Today, Docker announced it was acquiring AtomicJar and making the 19 employees part of its new testing division. While the two companies didn’t discuss the purchase price, it was enough to take a well capitalized startup with lots of potential off the market.
Docker CEO Scott Johnston said that the company has been building a comprehensive set of build, test and deploy services on the Docker platform aimed at developers, working on projects before they go into production. By acquiring AtomicJar, the company is essentially buying the testing part of this equation.
It didn’t hurt that the startup was built on top of Docker, or that it was one of the 10 most popular applications in the Docker marketplace. “Testcontainers is consistently in the top 10 as measured by pulls or downloads with millions of pulls a month, as well as [hundreds of thousands of] unique IP addresses,” Johnston told TechCrunch. That adds up to over 600,000 monthly unique IP addresses, pulling Testcontainers millions of times every month.
What exactly is Docker getting? As AtomicJar co-founder Sergei Egorov told TechCrunch at the time of the Series A funding, “a big testing issue for developers is that they have been using a representation of the testing components, rather than the actual software, and they often lacked confidence that these tests were actually reproducing what would happen in a live environment. Testcontainers changed that by testing against real versions of the dependent software pieces.”
Egorov said that he was not necessarily looking to sell the company, and that his investors generally encourage companies at his stage to keep building, but this was a good fit combined with a good offer and he decided to move forward with it.

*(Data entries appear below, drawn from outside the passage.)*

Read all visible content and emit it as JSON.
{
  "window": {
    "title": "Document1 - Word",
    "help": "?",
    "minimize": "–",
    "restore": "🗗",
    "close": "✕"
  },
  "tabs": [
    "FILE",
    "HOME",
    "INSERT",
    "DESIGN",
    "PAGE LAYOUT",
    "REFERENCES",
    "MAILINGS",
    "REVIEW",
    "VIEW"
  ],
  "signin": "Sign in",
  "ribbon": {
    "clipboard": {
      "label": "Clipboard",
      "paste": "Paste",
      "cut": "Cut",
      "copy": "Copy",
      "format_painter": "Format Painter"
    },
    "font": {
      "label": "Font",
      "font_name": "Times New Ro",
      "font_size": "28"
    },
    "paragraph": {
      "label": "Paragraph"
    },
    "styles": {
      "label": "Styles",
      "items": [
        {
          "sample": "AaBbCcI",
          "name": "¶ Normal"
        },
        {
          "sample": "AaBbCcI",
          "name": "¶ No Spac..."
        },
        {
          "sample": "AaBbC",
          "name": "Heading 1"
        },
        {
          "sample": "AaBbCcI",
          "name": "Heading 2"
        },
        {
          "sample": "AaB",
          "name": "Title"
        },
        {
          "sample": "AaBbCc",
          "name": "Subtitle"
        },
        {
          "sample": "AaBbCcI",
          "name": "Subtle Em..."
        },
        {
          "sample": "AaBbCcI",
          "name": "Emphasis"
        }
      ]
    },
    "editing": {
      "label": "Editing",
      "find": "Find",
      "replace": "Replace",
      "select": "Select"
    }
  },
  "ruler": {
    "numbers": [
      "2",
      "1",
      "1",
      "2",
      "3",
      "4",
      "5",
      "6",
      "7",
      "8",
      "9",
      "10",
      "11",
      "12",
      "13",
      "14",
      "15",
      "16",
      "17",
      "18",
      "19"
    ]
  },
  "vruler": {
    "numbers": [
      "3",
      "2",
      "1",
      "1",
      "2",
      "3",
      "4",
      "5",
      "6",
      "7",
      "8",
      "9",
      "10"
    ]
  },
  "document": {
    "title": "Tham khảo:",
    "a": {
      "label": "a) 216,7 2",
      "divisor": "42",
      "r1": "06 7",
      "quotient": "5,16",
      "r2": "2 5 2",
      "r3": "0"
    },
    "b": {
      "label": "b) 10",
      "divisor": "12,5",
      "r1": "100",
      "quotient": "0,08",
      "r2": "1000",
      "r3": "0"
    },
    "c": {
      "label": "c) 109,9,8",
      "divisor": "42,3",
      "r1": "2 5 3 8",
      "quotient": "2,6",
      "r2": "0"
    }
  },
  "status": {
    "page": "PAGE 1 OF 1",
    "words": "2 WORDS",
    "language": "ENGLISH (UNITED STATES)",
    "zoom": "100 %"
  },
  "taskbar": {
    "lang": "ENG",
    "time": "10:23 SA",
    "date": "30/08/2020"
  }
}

“The year and market were obviously challenging, but not more challenging than for the rest of the industry, and we were well funded to continue building if we wished to, but the shorter path to liquidity combined with a strong product and cultural alignment between Docker and AtomicJar made us believe that now is the right moment for us to join forces,” Egorov told TechCrunch.
Ed Sim, managing partner at Boldstart, an early investor in AtomicJar, says while he usually encourages founders to stay in it for the long haul, his firm gets in early, even before the company is incorporated, so it’s for an attractive price and the decision to sell or not always lies with the founders.
“If the founders believe this is a good time to join forces with another company, then we’re more than happy to roll through with the process, and more likely than not, given where we are on the cap table, we’re going to do quite well, along with the founders,” he said.
Sim said in the case of AtomicJar, he and the Boldstart team were thrilled by the sale, and he sees Docker getting itself a solid company. “I gotta tell you, we’re all pumped up. The company barely even spent the A round. It has a lean team with only 19 people. So this is a lean, mean efficient team that has a crazy open source traction right now,” he said.
AtomicJar co-founder Richard North created the original Testcontainers open source project in 2015. He and Egorov connected in 2021 to start building the commercial company on top of the open source project, which includes users like Uber, Netflix, Spotify and Capital One. The company raised a total of $29 million before today’s acquisition.